The alternative to federal help, Obama said, “was to do nothing, and allow these companies to fail. In fact, some politicians said we should. Some even said we should ‘let Detroit go bankrupt.'”
The line was a clear reference to Romney’s 2008 New York Times op-ed “Let Detroit Go Bankrupt,” in which he suggested the companies go through a managed bankruptcy process.
“You remember that,” Obama added. “You know.”
While Romney and Santorum are at each other’s throats in Michigan, Obama took advantage of being unopposed — transforming into the old, electrifying candidate that Democrats remember and that the GOP has been aching to replicate.
Obama’s allusions to Romney came just as the former Massachusetts governor faces criticism from other Democrats, the local press and even some Republican supporters in Michigan for his confusing bailout position. Romney claims he would have saved the auto industry as president, but has not specified exactly how much government help — if any — would have been needed to do so.
Recalling Romney’s suggestions that auto companies could have gotten funding elsewhere, Obama reminded the audience that there were no private-sector loans available at the time and without his help “all of you — the men and women who built these companies with your own hands — would’ve been hung out to dry.”
In another dig at a rival, Obama went off his prepared remarks to say that he wanted to save middle-class jobs in Detroit in part so workers’ kids could “yes, go to college.” Rick Santorum said earlier this week that Obama was a “snob” for suggesting all Americans should have the opportunity for higher education.
Speaking with the preacher’s cadence that was his trademark on the 2008 campaign trail, Obama said workers’ concessions on wages and benefits to make the bailout were a shining example of America’s sense of community.
“You want to talk about values?” he asked. “Hard work — that’s a value. Looking out for one another — that’s a value. The idea that we’re all in it together — that I am my brother’s keeper, I am my sister’s keeper — that is a value.”

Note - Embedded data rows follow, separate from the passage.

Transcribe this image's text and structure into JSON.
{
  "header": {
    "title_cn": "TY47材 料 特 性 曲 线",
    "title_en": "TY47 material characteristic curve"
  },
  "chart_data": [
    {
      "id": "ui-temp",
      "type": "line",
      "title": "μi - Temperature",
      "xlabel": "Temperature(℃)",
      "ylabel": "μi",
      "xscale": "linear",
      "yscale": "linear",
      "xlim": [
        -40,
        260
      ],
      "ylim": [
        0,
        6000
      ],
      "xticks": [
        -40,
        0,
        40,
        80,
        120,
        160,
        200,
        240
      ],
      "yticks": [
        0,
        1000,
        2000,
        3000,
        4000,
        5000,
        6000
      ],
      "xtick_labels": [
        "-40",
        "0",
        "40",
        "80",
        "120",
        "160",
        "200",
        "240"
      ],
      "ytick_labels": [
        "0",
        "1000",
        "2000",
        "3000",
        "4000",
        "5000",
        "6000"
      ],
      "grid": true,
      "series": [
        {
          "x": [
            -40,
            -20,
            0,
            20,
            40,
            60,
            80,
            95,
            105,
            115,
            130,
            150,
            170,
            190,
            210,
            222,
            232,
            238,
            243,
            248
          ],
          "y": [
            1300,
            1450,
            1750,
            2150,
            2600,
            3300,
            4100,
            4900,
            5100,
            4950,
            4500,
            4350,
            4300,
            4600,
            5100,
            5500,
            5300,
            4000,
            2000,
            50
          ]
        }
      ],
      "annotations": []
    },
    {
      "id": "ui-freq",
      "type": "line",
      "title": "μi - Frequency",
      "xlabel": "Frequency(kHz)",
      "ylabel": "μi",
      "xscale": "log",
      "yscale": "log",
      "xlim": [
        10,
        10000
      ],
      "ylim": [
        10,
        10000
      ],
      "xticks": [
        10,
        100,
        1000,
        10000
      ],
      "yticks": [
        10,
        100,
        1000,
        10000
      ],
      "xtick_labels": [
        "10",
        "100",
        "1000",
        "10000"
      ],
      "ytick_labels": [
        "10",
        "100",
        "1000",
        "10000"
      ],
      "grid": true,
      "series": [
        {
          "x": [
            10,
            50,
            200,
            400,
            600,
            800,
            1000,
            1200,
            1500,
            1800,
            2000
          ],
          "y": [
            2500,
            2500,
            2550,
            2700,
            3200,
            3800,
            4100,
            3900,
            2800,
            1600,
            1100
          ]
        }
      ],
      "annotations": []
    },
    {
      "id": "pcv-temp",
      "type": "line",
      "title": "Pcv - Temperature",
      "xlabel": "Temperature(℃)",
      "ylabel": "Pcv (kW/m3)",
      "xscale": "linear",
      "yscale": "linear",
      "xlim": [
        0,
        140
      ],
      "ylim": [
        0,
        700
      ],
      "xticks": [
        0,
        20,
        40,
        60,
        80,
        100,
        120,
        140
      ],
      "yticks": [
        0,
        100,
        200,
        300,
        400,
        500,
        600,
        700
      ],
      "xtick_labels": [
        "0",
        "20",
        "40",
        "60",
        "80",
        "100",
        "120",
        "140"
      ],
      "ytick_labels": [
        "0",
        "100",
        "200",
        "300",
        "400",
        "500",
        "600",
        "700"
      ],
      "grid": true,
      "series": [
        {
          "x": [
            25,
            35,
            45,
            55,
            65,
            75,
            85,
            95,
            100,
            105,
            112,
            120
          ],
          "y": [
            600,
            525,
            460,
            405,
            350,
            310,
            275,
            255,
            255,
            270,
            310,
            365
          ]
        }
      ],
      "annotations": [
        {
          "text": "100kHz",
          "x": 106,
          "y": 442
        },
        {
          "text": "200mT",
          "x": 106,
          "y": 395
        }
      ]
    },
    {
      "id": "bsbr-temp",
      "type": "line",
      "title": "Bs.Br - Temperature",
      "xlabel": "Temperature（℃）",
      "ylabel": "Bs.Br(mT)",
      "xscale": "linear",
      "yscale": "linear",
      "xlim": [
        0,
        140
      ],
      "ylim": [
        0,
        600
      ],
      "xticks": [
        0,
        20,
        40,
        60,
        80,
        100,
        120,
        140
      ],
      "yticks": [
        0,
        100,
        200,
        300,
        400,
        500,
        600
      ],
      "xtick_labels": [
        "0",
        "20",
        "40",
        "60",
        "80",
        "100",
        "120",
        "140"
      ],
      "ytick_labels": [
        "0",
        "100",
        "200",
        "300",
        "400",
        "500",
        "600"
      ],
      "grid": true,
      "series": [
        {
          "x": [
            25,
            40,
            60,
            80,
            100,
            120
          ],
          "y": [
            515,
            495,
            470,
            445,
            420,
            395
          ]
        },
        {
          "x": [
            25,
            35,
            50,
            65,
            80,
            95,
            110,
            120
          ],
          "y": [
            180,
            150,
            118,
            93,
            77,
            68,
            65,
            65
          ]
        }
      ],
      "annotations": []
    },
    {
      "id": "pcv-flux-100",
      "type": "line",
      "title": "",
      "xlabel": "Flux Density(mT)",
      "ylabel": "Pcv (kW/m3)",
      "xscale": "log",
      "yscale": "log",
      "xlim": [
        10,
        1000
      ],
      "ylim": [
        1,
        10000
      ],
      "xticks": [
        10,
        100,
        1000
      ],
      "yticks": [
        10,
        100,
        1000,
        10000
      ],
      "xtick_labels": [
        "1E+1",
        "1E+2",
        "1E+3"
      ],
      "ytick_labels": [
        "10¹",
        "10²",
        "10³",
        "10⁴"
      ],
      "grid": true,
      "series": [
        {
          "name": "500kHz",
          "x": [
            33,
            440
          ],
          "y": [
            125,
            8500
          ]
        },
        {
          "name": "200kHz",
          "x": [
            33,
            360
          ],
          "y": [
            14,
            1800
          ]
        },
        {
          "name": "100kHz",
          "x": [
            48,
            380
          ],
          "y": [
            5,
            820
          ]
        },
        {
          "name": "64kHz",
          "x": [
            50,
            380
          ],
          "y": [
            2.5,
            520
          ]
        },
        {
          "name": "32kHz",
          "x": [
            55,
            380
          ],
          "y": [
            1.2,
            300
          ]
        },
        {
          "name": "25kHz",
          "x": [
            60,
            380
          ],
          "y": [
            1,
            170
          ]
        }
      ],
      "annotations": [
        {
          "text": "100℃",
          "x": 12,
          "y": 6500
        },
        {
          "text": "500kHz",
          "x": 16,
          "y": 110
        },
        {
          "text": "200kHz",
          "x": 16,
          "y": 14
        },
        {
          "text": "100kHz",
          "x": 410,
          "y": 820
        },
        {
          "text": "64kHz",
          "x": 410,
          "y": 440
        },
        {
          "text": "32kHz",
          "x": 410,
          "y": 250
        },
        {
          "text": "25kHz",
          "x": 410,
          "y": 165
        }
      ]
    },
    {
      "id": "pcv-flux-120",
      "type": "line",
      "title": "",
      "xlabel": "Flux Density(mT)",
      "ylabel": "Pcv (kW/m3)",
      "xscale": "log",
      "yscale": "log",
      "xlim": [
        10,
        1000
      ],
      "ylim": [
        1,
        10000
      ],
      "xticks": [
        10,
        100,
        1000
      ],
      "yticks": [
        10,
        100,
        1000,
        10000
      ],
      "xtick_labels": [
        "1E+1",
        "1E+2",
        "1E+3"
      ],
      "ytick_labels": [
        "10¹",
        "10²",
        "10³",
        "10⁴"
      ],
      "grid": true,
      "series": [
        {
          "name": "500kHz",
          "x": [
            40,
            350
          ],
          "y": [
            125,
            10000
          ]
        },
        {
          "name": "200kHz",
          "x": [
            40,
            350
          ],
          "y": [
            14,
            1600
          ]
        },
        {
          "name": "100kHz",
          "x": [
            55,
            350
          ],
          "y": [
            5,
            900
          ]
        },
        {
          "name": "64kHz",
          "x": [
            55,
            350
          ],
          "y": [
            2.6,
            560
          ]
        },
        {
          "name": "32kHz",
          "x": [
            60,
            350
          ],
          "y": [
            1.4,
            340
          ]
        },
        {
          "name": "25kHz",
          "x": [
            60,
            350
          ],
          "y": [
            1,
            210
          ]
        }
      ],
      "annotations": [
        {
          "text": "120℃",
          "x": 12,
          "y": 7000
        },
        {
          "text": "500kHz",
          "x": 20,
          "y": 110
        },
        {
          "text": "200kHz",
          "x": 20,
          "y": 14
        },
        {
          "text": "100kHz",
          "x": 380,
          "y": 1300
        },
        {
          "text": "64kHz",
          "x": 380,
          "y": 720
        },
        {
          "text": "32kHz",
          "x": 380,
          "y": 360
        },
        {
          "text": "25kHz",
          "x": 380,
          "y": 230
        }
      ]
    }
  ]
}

He continued: “But they’re still talking about you as if you’re some greedy special interest that needs to be beaten. Since when are hardworking men and women special interests? Since when is the idea that we look out for each other a bad thing?”
Obama’s community organizer days don’t come up much since he took office, but the president reminded the workers of his background in Chicago in pledging to support their cause.
“Don’t forget I got my start standing with working folks who’d lost jobs and hope when nearby steel plants closed down, because I didn’t like the idea that they didn’t have anybody to fight for them,” he said. “That still drives me today. So I’ll promise you this: as long as you’ve got an ounce of fight left in you, I’ll have a ton of fight left in me.”
Obama’s speech comes as polls show his popularity rising and Romney’s position in general election match-ups sinking fast. The event was a jarring contrast to Romney’s recent performances on the campaign trail, which included a much panned address on the economy before a small, listless audience at Ford Field in Detroit.